A study of racial stereotyping with reference to the territory of the modern state of Rwanda, that at the time belonged to German East Africa, discussed a picture postcard published by Vincenti among other colonial photographs. Vincenti's picture shows two African men in traditional dress, labelled "Watussi Sultans. German East Africa". The author opined that the photographs shown in her study "are almost continuously racist, discriminatory and violate the personality of the depicted." Further, the study assumes that Vincenti as publisher was interested in selling stereotypical images of members of the Rwandan kingdom. In her analysis of this photograph, the author concludes: "The results of Vincenti's work thus appear without the viewer being able to gather historical colonial or political facts about the background of his imagery."

In her study of concepts of racial and social hierarchies in colonial German postcards and photographs, Anastasia Banshchikova from the Institute for African Studies, Moscow National Research University, discussed photographs by Vincenti, Dobbertin and other colonial photographers. Interpreting such photographs, she ascertained that they provided visual evidence for the social division of German colonial, intermediate (Askaris, Indian, Swahili) and native African populations.

=== Vincenti's photographs in collections ===
In Germany, photographs and postcards by Vincenti can be found in the collections of the German Historical Museum, the Museum of Postal Services and Telecommunication, the Goethe University Frankfurt and the Ethnological Museum in Berlin. In addition to individual positive prints in black and white, the museum in Berlin also holds a photo album entitled "Original photographs from German East Africa; Dar-es-Saalam [sic] from the years 1901-1902" with gelatin silver prints on cardboard with Vincenti's company logo and the note "Vervielfältigung vorbehalten" (reproduction reserved).

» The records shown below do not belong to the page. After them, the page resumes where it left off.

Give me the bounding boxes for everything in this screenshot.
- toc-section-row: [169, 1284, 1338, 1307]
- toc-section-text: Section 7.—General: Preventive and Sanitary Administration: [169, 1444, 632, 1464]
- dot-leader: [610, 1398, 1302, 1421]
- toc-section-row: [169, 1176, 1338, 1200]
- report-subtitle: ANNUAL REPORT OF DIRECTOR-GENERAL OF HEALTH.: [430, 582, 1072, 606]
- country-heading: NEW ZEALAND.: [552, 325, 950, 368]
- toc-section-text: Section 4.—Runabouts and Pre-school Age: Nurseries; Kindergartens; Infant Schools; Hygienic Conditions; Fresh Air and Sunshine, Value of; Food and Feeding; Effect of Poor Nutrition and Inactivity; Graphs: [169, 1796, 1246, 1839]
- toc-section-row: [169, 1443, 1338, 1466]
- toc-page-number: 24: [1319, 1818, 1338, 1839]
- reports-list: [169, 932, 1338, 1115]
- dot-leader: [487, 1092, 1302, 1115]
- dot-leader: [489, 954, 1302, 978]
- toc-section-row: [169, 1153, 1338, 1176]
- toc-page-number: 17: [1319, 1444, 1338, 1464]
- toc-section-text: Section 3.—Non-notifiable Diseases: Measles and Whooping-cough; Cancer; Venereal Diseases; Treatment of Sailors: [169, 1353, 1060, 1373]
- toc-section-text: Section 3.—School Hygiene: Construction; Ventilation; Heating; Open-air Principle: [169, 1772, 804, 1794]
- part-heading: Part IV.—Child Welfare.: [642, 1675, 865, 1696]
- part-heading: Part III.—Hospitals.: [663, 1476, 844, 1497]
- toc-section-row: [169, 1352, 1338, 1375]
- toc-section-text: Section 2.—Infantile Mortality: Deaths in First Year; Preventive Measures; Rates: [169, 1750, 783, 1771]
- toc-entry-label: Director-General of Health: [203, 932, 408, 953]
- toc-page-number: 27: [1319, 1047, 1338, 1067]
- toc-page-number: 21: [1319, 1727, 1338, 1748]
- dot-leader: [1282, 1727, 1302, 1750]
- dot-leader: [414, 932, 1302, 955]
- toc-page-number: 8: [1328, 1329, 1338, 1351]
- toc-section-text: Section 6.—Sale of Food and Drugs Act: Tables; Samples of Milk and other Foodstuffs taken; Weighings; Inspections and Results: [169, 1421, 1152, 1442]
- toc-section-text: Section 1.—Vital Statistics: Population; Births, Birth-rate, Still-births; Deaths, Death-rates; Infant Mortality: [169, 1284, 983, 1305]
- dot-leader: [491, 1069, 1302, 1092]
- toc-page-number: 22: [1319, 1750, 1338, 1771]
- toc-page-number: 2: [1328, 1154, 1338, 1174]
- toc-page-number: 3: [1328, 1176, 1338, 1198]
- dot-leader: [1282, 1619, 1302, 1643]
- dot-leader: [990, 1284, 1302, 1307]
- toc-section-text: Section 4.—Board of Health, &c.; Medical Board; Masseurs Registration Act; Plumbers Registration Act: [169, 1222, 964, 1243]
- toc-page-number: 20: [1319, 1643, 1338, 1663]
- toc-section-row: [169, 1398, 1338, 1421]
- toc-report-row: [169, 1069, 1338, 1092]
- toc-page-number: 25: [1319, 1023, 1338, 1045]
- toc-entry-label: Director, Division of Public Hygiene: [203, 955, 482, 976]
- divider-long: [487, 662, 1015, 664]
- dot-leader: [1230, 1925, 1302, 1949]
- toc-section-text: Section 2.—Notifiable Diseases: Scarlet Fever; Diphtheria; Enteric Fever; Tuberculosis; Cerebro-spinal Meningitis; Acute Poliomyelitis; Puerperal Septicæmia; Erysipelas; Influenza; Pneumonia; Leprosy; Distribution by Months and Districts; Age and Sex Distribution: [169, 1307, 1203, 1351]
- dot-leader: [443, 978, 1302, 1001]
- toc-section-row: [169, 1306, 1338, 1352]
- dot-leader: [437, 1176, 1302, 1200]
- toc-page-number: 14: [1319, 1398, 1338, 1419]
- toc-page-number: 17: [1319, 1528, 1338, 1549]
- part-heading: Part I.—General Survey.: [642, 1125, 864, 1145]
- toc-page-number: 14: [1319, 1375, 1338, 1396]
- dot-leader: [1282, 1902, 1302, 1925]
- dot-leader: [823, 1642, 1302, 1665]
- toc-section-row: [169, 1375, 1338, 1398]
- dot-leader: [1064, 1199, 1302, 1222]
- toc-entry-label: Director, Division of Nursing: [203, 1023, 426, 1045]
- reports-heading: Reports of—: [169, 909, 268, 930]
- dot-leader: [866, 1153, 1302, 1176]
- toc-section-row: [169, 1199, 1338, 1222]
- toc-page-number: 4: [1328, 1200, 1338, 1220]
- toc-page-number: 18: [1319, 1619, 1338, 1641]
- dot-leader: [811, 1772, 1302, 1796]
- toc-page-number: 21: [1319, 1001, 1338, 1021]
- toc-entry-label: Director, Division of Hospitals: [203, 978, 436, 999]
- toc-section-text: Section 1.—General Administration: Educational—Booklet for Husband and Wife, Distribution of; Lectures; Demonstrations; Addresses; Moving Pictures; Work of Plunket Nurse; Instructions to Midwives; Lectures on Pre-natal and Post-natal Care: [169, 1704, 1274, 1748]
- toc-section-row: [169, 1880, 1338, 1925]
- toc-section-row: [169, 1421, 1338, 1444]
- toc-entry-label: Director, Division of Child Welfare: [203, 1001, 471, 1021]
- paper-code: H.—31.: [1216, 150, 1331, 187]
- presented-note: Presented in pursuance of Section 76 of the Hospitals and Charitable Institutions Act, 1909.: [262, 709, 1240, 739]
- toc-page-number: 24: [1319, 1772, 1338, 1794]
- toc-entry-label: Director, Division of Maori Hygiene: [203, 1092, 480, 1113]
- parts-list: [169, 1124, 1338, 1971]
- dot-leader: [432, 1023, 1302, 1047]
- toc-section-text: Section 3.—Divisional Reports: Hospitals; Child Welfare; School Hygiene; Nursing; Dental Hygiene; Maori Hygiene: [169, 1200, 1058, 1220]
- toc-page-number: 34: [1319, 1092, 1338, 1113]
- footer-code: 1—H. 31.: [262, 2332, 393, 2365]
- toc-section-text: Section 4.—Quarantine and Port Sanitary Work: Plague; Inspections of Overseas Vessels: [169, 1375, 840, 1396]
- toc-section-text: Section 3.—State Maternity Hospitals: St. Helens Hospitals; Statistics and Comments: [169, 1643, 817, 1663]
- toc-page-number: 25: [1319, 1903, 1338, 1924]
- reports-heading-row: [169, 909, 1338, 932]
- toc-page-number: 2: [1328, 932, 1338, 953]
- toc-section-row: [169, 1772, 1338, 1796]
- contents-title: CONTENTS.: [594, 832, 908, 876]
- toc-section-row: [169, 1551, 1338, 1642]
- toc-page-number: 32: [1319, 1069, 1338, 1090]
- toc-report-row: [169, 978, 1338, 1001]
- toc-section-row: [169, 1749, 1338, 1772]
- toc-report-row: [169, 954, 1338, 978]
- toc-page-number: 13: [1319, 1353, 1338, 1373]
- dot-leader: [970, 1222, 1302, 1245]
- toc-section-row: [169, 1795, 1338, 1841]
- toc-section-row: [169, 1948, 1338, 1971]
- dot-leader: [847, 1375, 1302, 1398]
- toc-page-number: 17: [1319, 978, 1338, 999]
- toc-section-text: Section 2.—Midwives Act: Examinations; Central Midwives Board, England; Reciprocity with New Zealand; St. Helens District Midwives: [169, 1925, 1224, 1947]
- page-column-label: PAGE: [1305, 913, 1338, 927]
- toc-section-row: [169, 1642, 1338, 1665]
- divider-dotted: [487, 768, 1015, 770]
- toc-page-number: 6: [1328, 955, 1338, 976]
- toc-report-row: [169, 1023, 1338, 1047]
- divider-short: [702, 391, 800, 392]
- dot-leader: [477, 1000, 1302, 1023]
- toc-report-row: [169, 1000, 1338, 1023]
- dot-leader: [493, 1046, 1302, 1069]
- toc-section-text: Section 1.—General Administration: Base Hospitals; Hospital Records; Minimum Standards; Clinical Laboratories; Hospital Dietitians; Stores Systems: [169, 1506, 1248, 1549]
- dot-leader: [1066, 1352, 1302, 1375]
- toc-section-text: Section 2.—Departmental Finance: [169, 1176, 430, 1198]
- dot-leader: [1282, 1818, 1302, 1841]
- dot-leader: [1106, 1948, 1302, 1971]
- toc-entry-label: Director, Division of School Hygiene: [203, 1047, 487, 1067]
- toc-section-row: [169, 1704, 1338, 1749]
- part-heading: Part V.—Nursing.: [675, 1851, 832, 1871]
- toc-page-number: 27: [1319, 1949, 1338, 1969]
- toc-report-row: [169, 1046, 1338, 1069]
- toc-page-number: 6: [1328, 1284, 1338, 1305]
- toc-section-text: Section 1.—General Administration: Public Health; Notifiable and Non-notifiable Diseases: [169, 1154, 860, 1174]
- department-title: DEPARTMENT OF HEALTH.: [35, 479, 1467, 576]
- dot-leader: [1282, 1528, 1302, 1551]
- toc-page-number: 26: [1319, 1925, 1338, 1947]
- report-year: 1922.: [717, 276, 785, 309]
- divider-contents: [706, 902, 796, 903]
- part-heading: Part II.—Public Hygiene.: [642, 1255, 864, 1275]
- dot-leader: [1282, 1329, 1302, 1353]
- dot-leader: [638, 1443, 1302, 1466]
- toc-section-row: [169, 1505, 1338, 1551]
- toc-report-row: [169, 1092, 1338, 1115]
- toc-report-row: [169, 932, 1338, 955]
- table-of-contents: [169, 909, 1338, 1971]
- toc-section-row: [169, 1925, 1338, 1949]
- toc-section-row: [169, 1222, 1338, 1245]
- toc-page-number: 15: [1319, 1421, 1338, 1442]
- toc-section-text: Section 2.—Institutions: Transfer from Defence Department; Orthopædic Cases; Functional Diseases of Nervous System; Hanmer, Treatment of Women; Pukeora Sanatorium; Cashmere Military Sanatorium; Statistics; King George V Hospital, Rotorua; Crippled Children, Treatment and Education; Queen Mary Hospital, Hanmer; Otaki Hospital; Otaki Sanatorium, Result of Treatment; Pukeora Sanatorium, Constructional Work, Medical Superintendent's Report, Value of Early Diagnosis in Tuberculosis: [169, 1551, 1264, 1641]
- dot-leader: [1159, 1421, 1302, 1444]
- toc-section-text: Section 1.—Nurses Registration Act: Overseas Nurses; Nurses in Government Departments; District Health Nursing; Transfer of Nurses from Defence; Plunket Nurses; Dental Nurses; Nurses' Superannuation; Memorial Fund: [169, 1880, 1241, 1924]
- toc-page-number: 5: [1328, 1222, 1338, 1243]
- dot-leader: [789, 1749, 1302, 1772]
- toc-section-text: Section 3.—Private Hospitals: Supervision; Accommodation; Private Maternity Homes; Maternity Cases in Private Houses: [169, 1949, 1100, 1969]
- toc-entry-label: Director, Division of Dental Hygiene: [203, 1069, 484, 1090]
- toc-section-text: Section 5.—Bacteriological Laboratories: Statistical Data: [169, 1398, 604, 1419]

The Ethnographic Museum in Budapest owns a series of Vincenti's photographs of the construction and operation of a Catholic mission station of the Benedictine Congregation of St Ottilien in Kurasini, south of Dar es Salaam, in the years 1894-1895. These are labelled "Original photograph and publisher by C. Vincenti, Dar es Salaam. East Africa" and were also distributed by Vincenti as picture postcards. In the United States, there is an extensive collection of more than 300 of Vincenti's photographs in the Beinecke Rare Book and Manuscript Library at Yale University and a smaller one in the Frank and Frances Carpenter Collection at the Library of Congress in Washington, D.C. In the United Kingdom, Cambridge University Library holds a collection of monochrome postcards of scenes in German East Africa by Walther Dobbertin and Carl Vicenti.

Private collectors also own historical photos by Vincenti. For example, the auction house Sotheby's auctioned a photo album on Zanzibar and Dar es Salaam, in which 32 photos bear Vincenti's round company stamp. Furthermore, the art agency Artnet sold a collection of 58 original Vincenti photographs from German East Africa in 2014.